Par

Lisa Rodrigues

Publié le

3 sept. 2026 à 16h08

Selon la Ville de Grenoble, 16 familles ont été hébergées dans des écoles de la commune durant l’été, « soit 65 personnes, dont 46 enfants ». Des familles qui, à l’heure de la rentrée, ont dû plier bagage pour laisser place aux écoliers.
L’intercollectif des écoles occupées de Grenoble, regroupant plusieurs associations, dénonce toutefois un rétropédalage de la municipalité sur le sujet : de soutien institutionnel, elle aurait « usé de menaces à plusieurs reprises » dans l’été à l’encontre des associations et occupants.
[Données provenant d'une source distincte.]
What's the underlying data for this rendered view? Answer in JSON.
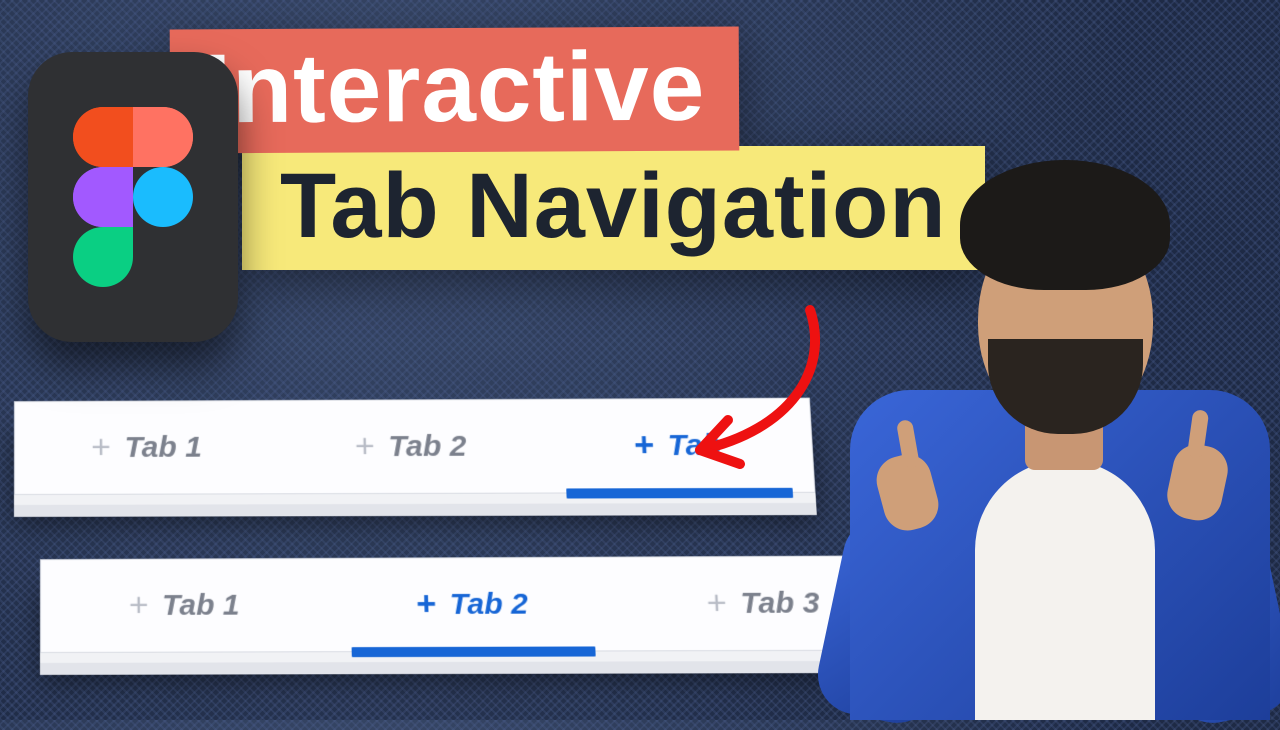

La Ville aurait ainsi annoncé vouloir porter plainte si les familles restaient sur place
L’équipe de la maire, Laurence Ruffin, se défend, arguant que « la mise à l’abri dans les écoles, si elle peut permettre d’éviter de passer la nuit dehors, ne peut pas devenir un mode d’hébergement pérenne ».

La Ville « rétropédale sur la réquisition de bâtiments vides »
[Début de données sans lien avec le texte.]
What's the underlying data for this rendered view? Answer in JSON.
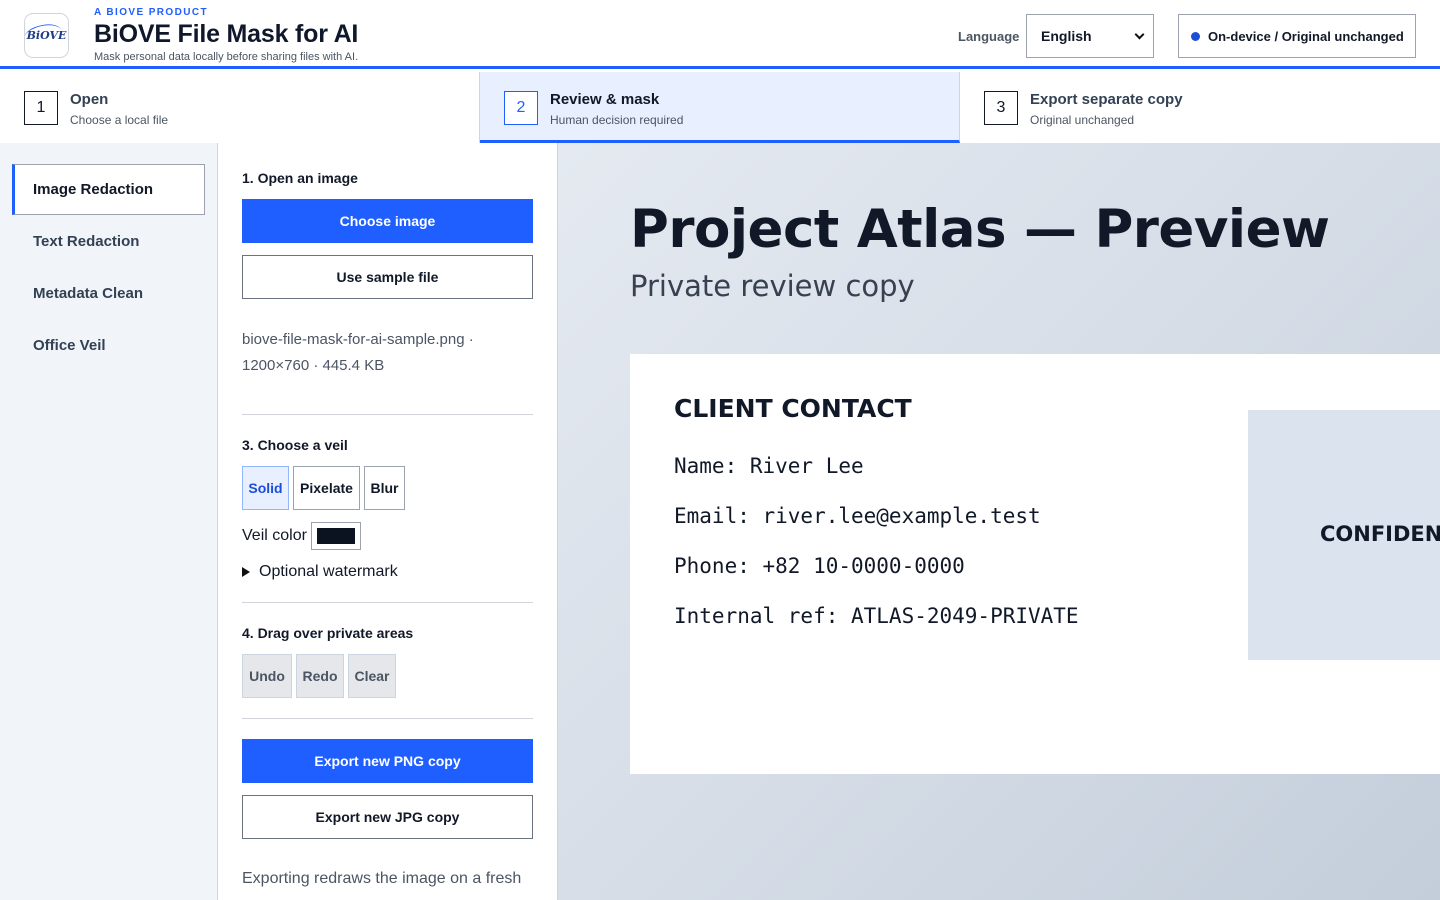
{
  "header": {
    "logo_text": "BiOVE",
    "overline": "A BIOVE PRODUCT",
    "title": "BiOVE File Mask for AI",
    "subtitle": "Mask personal data locally before sharing files with AI.",
    "language_label": "Language",
    "language_value": "English",
    "status_text": "On-device / Original unchanged",
    "accent_color": "#1f5eff"
  },
  "steps": [
    {
      "num": "1",
      "title": "Open",
      "subtitle": "Choose a local file",
      "active": false
    },
    {
      "num": "2",
      "title": "Review & mask",
      "subtitle": "Human decision required",
      "active": true
    },
    {
      "num": "3",
      "title": "Export separate copy",
      "subtitle": "Original unchanged",
      "active": false
    }
  ],
  "sidebar": {
    "items": [
      {
        "label": "Image Redaction",
        "active": true
      },
      {
        "label": "Text Redaction",
        "active": false
      },
      {
        "label": "Metadata Clean",
        "active": false
      },
      {
        "label": "Office Veil",
        "active": false
      }
    ]
  },
  "panel": {
    "open_title": "1. Open an image",
    "choose_image": "Choose image",
    "use_sample": "Use sample file",
    "file_info": "biove-file-mask-for-ai-sample.png · 1200×760 · 445.4 KB",
    "veil_title": "3. Choose a veil",
    "veil_options": [
      "Solid",
      "Pixelate",
      "Blur"
    ],
    "veil_selected": "Solid",
    "veil_color_label": "Veil color",
    "veil_color": "#0b1220",
    "watermark_label": "Optional watermark",
    "drag_title": "4. Drag over private areas",
    "undo": "Undo",
    "redo": "Redo",
    "clear": "Clear",
    "export_png": "Export new PNG copy",
    "export_jpg": "Export new JPG copy",
    "footnote": "Exporting redraws the image on a fresh"
  },
  "preview": {
    "title": "Project Atlas — Preview",
    "subtitle": "Private review copy",
    "card_heading": "CLIENT CONTACT",
    "lines": [
      "Name: River Lee",
      "Email: river.lee@example.test",
      "Phone: +82 10-0000-0000",
      "Internal ref: ATLAS-2049-PRIVATE"
    ],
    "stamp": "CONFIDENTIAL"
  }
}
Dans un long communiqué, l’intercollectif affirme que seules des « mises à l’abri temporaires, sans engagement de durée » dans des hôtels ou hébergements de nuit ont été faites aux familles concernées. 

Et de fustiger des promesses non tenues de la nouvelle majorité, en particulier concernant le logement.
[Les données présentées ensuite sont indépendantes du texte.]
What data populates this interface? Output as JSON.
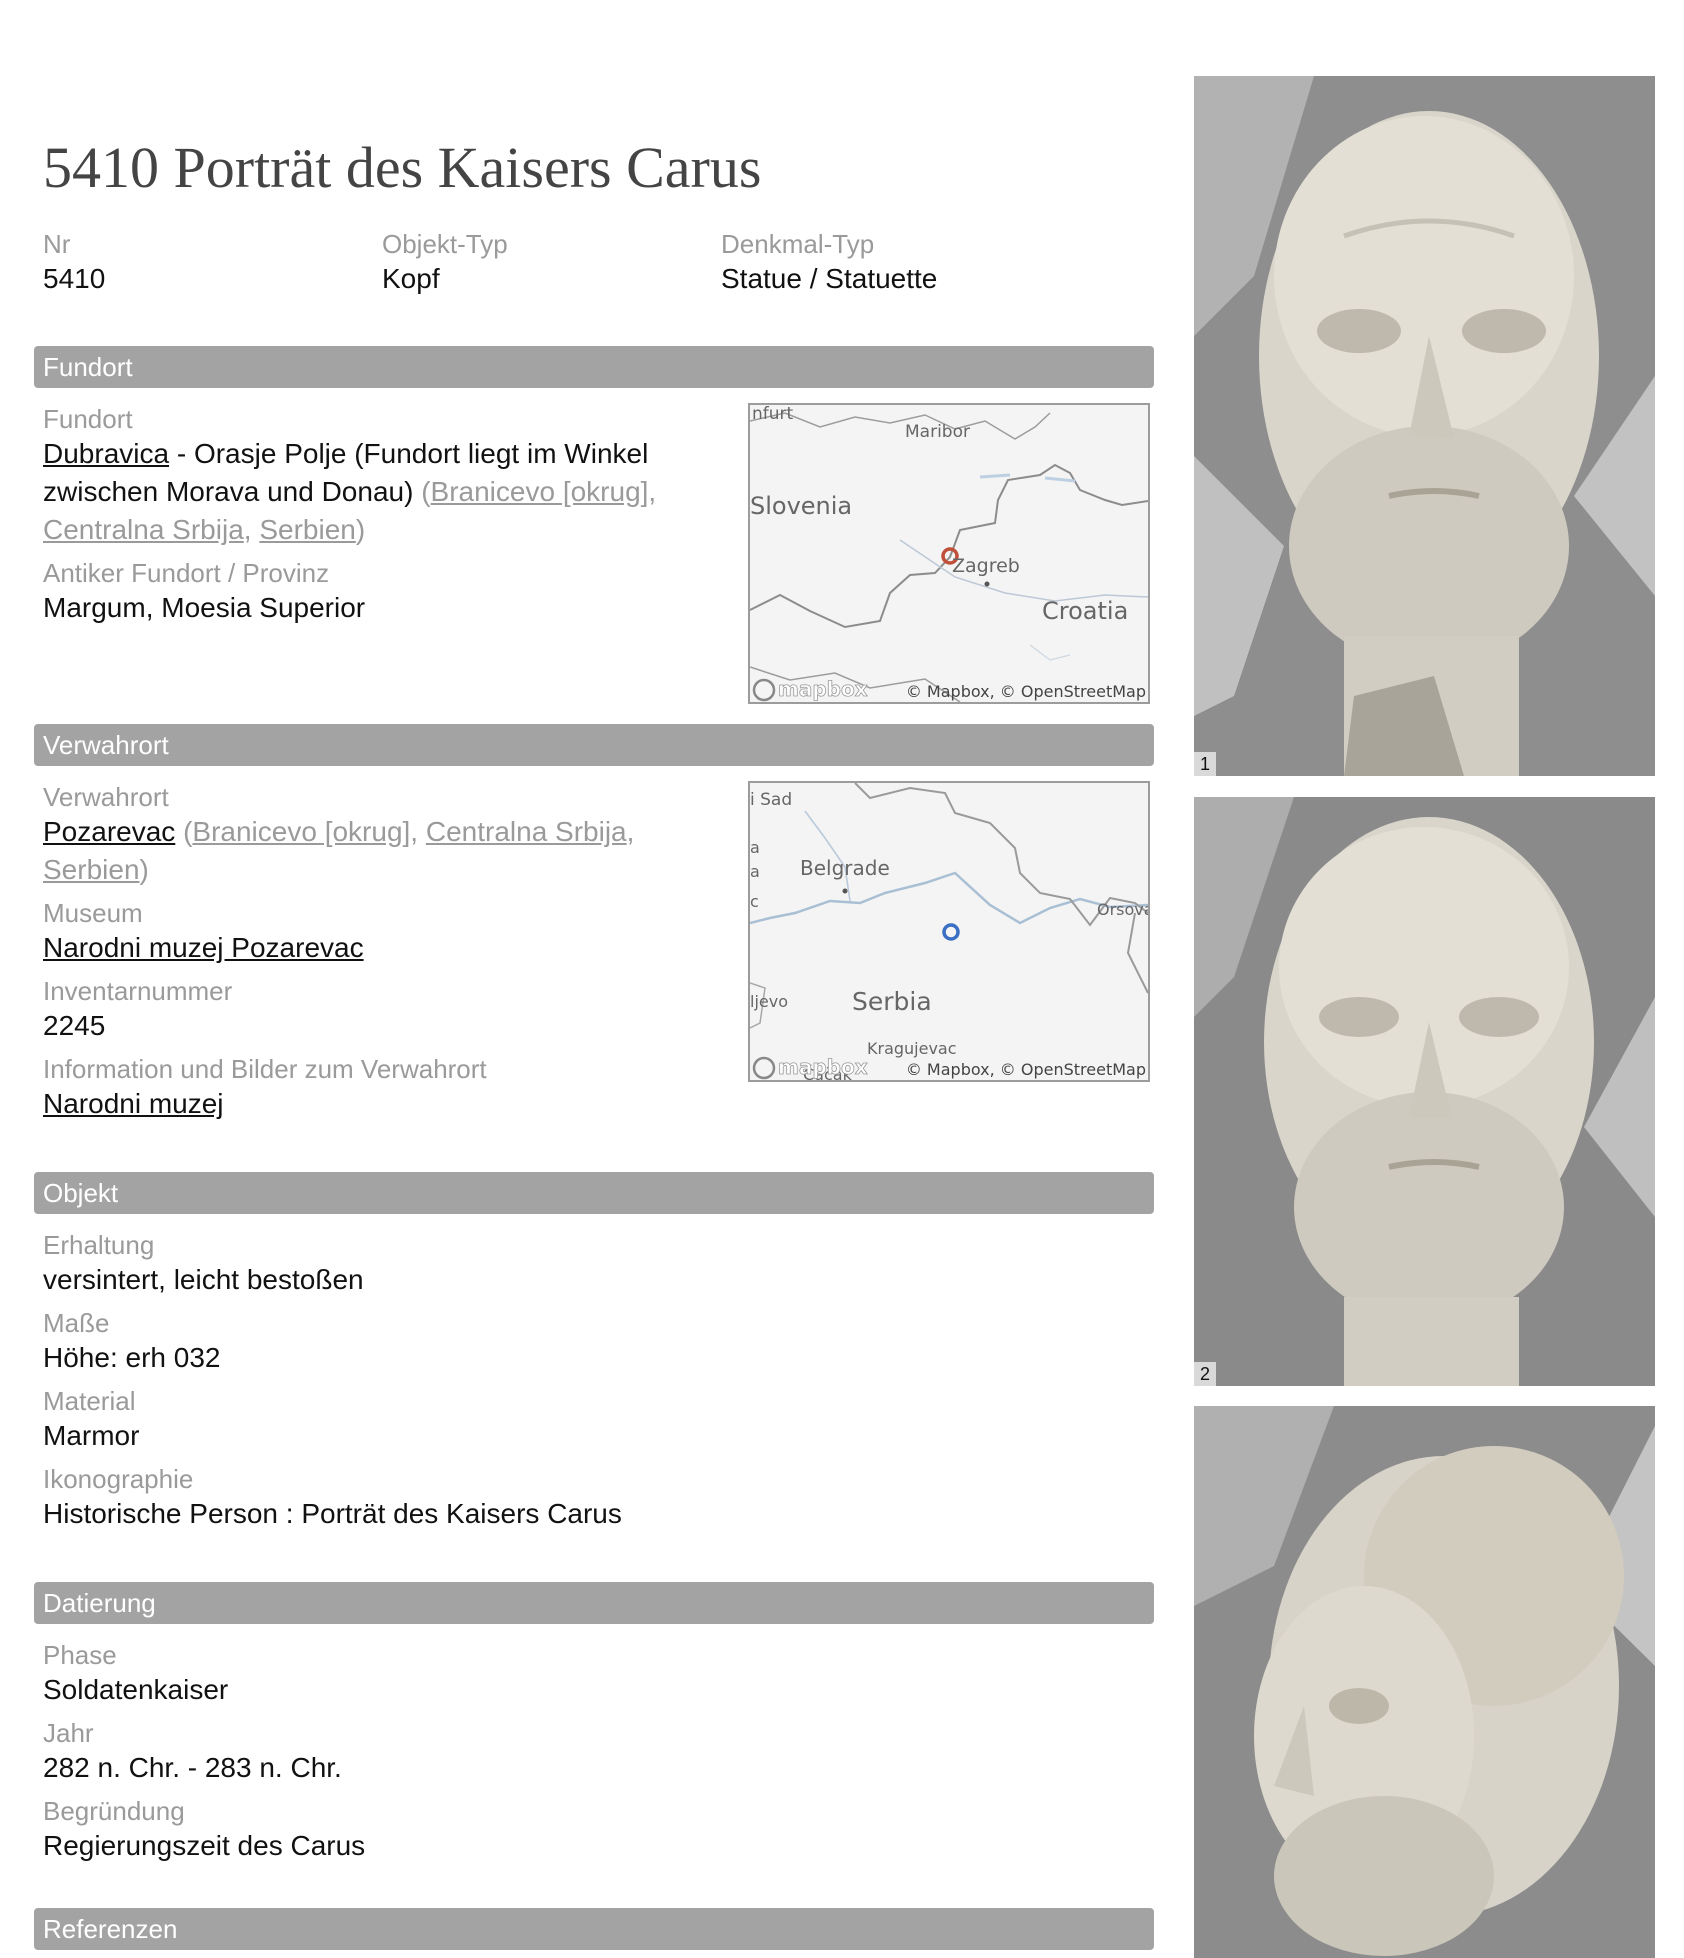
{
  "title": "5410 Porträt des Kaisers Carus",
  "summary": [
    {
      "label": "Nr",
      "value": "5410"
    },
    {
      "label": "Objekt-Typ",
      "value": "Kopf"
    },
    {
      "label": "Denkmal-Typ",
      "value": "Statue / Statuette"
    }
  ],
  "fundort": {
    "header": "Fundort",
    "label_fundort": "Fundort",
    "place_link": "Dubravica",
    "place_text": " - Orasje Polje (Fundort liegt im Winkel zwischen Morava und Donau) ",
    "region_open": "(",
    "region_links": [
      "Branicevo [okrug]",
      "Centralna Srbija",
      "Serbien"
    ],
    "region_sep": ", ",
    "region_close": ")",
    "label_antik": "Antiker Fundort / Provinz",
    "antik_value": "Margum, Moesia Superior",
    "map": {
      "labels": [
        "nfurt",
        "Maribor",
        "Slovenia",
        "Zagreb",
        "Croatia"
      ],
      "logo": "mapbox",
      "attribution": "© Mapbox, © OpenStreetMap",
      "marker_color": "#c0503a"
    }
  },
  "verwahrort": {
    "header": "Verwahrort",
    "label_verwahrort": "Verwahrort",
    "place_link": "Pozarevac",
    "region_open": " (",
    "region_links": [
      "Branicevo [okrug]",
      "Centralna Srbija",
      "Serbien"
    ],
    "region_sep": ", ",
    "region_close": ")",
    "label_museum": "Museum",
    "museum": "Narodni muzej Pozarevac",
    "label_inventar": "Inventarnummer",
    "inventar": "2245",
    "label_info": "Information und Bilder zum Verwahrort",
    "info": "Narodni muzej",
    "map": {
      "labels": [
        "i Sad",
        "a",
        "a",
        "c",
        "Belgrade",
        "Orsova",
        "ljevo",
        "Serbia",
        "Kragujevac",
        "Čačak"
      ],
      "logo": "mapbox",
      "attribution": "© Mapbox, © OpenStreetMap",
      "marker_color": "#3a6fc4"
    }
  },
  "objekt": {
    "header": "Objekt",
    "fields": [
      {
        "label": "Erhaltung",
        "value": "versintert, leicht bestoßen"
      },
      {
        "label": "Maße",
        "value": "Höhe: erh 032"
      },
      {
        "label": "Material",
        "value": "Marmor"
      },
      {
        "label": "Ikonographie",
        "value": "Historische Person : Porträt des Kaisers Carus"
      }
    ]
  },
  "datierung": {
    "header": "Datierung",
    "fields": [
      {
        "label": "Phase",
        "value": "Soldatenkaiser"
      },
      {
        "label": "Jahr",
        "value": "282 n. Chr. - 283 n. Chr."
      },
      {
        "label": "Begründung",
        "value": "Regierungszeit des Carus"
      }
    ]
  },
  "referenzen": {
    "header": "Referenzen"
  },
  "photos": [
    "1",
    "2"
  ]
}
La mairie refuse catégoriquement d’ouvrir de nouvelles places d’hébergement. Elle rétropédale sur la réquisition de bâtiments vides qui faisait pourtant partie des mesures prioritaires de la maire pour ses 100 premiers jours en poste.

Communiqué de l’Intercollectif des écoles occupées

Une brigade de réquisition des logements vacants a bien été annoncée par Laurence Ruffin à son arrivée à la mairie, mais cette mesure a pris du retard et ne devrait pas être effective avant la fin de l’année.

La mairie aurait menacé de porter plainte

Surtout, toujours selon les associations, la mairie aurait menacé de porter plainte contre X « sous le prétexte de risques sanitaires et sécuritaires » si les écoles continuent d’être occupées à la rentrée. 

« La mairie rentre dans un processus de dénonciation et de répression des occupations d’écoles, assure l’intercollectif. Aucun maire en France, de droite comme de gauche, n’a jusqu’à maintenant porté plainte dans le cadre des occupations d’école. Laurence Ruffin innoverait donc en matière de tout-répressif et instaurerait un délit de solidarité inédit. »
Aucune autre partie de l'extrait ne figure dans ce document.